Mais malgré cela, l’Ukraine reste un pays où les contre-pouvoirs 
existent encore, où la société civile est active, où les partis 
d’opposition ne sont pas tous interdits, et où les citoyens savent très 
bien faire entendre leurs désaccords — y compris avec Zelensky.

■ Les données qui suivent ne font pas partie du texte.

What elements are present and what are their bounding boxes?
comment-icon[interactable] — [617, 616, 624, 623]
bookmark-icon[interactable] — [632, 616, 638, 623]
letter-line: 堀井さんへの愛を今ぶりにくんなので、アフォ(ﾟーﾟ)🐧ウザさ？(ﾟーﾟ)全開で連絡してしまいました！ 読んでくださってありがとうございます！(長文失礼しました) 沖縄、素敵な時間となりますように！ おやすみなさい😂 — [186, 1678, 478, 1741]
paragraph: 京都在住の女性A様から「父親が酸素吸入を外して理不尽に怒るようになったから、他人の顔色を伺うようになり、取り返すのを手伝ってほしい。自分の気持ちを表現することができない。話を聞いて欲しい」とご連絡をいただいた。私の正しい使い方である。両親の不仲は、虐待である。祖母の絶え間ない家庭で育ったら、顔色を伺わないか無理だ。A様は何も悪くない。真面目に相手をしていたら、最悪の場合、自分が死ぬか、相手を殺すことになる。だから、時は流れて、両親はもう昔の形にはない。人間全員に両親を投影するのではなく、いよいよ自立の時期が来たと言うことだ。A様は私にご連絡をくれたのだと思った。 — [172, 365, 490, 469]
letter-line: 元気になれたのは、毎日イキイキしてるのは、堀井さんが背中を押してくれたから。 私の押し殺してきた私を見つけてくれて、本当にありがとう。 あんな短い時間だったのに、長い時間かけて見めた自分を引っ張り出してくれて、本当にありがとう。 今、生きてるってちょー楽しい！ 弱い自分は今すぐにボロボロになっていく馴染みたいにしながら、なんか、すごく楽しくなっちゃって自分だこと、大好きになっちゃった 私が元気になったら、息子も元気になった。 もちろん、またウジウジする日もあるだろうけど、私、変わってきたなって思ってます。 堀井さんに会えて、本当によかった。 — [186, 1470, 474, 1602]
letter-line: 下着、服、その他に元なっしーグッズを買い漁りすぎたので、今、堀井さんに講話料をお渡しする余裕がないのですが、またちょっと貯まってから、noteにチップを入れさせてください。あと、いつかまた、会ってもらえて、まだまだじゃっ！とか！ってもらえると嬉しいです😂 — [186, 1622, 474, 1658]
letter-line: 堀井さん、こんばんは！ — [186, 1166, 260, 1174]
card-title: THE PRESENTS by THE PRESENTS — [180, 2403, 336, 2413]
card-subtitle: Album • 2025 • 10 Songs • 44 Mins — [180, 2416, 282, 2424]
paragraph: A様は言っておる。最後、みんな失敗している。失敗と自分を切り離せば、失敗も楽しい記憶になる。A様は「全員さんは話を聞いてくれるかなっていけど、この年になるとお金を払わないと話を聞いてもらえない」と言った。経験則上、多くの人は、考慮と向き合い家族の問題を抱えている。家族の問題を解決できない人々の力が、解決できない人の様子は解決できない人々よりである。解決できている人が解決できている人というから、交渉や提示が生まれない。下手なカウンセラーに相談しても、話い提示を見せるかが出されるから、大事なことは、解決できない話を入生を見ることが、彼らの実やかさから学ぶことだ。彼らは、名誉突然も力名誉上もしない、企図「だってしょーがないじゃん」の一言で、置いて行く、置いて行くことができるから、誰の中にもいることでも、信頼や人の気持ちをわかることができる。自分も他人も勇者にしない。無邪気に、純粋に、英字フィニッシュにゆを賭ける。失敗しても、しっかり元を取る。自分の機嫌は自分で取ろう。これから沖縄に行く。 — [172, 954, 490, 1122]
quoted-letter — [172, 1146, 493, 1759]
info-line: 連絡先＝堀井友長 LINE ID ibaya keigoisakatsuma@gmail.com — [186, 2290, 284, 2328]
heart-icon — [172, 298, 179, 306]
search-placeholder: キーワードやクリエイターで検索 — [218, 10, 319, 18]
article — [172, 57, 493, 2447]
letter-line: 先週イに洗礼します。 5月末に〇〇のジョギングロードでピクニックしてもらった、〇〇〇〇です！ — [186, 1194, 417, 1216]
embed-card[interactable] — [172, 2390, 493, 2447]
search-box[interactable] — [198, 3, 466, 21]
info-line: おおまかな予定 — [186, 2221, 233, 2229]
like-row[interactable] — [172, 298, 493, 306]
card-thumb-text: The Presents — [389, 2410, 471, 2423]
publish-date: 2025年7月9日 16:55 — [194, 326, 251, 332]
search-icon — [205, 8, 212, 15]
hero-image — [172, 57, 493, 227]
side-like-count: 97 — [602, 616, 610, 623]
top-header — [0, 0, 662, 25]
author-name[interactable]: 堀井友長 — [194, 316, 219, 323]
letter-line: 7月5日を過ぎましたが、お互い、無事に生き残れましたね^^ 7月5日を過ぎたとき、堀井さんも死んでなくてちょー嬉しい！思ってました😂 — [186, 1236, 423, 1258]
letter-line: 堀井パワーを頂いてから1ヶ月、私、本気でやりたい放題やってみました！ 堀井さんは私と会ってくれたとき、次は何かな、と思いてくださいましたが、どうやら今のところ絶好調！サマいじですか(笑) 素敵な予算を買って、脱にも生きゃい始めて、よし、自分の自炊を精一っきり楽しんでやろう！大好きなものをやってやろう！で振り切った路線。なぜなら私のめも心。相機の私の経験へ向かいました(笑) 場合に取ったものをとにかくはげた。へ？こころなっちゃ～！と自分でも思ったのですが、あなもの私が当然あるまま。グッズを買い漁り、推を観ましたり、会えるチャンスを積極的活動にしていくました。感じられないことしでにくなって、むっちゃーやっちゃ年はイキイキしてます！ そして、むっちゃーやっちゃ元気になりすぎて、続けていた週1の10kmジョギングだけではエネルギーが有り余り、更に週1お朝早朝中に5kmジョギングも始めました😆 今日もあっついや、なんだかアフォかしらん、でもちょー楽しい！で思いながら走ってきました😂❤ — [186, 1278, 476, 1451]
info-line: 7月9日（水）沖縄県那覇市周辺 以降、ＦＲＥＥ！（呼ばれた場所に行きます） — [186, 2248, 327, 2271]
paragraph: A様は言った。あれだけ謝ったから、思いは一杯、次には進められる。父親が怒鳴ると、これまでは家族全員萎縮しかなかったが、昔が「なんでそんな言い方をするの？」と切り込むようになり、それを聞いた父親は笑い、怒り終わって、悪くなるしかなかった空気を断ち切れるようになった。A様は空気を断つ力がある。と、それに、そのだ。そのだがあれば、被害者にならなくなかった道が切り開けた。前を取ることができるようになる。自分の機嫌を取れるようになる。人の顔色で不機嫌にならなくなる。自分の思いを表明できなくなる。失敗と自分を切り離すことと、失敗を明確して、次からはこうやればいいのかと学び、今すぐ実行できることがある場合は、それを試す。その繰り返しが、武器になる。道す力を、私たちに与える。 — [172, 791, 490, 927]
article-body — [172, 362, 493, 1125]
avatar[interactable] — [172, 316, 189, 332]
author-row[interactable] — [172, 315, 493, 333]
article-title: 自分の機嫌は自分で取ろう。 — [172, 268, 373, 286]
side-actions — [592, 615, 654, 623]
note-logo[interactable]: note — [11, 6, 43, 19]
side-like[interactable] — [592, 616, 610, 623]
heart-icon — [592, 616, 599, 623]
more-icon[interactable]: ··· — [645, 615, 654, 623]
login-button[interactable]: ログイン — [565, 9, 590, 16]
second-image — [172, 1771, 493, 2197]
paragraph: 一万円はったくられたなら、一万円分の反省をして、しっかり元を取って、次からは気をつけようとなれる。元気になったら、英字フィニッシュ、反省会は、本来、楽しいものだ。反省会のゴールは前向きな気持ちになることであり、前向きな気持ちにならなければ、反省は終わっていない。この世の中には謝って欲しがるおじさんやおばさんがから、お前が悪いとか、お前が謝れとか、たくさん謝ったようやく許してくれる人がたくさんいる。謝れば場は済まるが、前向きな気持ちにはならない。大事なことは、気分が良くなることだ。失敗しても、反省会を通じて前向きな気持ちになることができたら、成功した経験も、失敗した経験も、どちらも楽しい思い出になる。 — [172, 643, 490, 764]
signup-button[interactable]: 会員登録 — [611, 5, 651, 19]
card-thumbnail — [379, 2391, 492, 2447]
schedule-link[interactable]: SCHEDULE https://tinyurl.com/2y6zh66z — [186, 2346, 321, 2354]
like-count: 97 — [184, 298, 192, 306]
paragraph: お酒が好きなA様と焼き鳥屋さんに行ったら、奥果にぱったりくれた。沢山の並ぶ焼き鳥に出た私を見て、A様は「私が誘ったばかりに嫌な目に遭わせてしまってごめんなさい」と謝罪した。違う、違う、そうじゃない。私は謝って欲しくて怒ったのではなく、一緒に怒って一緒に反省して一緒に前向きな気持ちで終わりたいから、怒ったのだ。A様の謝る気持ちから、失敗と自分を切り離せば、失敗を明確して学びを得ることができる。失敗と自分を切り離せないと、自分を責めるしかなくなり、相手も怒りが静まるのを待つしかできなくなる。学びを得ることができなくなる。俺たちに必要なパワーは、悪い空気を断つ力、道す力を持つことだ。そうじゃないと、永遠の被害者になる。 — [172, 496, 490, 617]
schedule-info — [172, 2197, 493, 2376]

Autrement dit : la démocratie ukrainienne est mise à l’épreuve, mais 
elle n’a pas disparu. Et surtout, ce n’est pas la démocratie qui a 
causé la guerre, c’est la volonté d’un régime autoritaire de la 
détruire.



>> Quant à la morale, je n’ai pas besoin d’invoquer une supériorité
>> abstraite. Mais si on renonce à toute boussole éthique sous prétexte que
>> "tout se vaut" ou que "le monde est cynique", alors il ne reste que la
>> loi du plus fort. Et dans ce cas, pourquoi blâmer Poutine ? Pourquoi
>> même discuter ? Si on accepte que seul le rapport de force compte, alors
>> il faut aussi accepter la guerre comme mode d’arbitrage permanent. Moi,
>> je refuse cette résignation.
>
> Quand Poutine agresse ou que Netanyahou bombarde, la morale permet
> peut-être de se positionner, mais là encore quel impact a-t-elle ?
>
> Si Poutine envahit, qui va sérieusement contester à l'Ukraine le droit de
> se défendre ? Si Netanyahou bombarde des civils, qui va sérieusement
> contester au Hamas le droit de ... non, d'accord, là ça ne fonctionne
> plus. (Gaza n'est là que pour illustrer mon propos, ne le prenez pas mal)
>
> La morale c'est toujours le risque de tomber dans le deux poids, deux
> mesures.

Vous soulevez un point intéressant — la morale n’a pas toujours de 
poids sur le rapport de force immédiat, mais ce n’est pas une raison 
pour l’abandonner.

Oui, le droit à la défense de l’Ukraine ne fait aucun doute, justement 
parce qu’il existe une morale partagée, codifiée dans des règles 
internationales (Charte de l’ONU, Convention de Genève, etc.). Ce sont 
ces principes qui nous permettent de dire clairement : une invasion est 
inacceptable, un massacre de civils est un crime, une démocratie 
attaquée a droit au soutien.

Vous mentionnez Gaza : ce qui rend la situation si explosive, c’est 
justement qu’on a l’impression que les principes sont appliqués à 
géométrie variable. Mais la solution, ce n’est pas de jeter la morale 
par-dessus bord — c’est de la rendre cohérente et universelle. Ce n’est 
pas la morale qui crée le “deux poids, deux mesures”, c’est son 
instrumentalisation.

Renoncer à tout cadre moral parce qu’il est parfois mal appliqué, ce 
serait comme renoncer aux lois parce qu’il y a des injustices 
judiciaires : ce serait un recul, pas un progrès.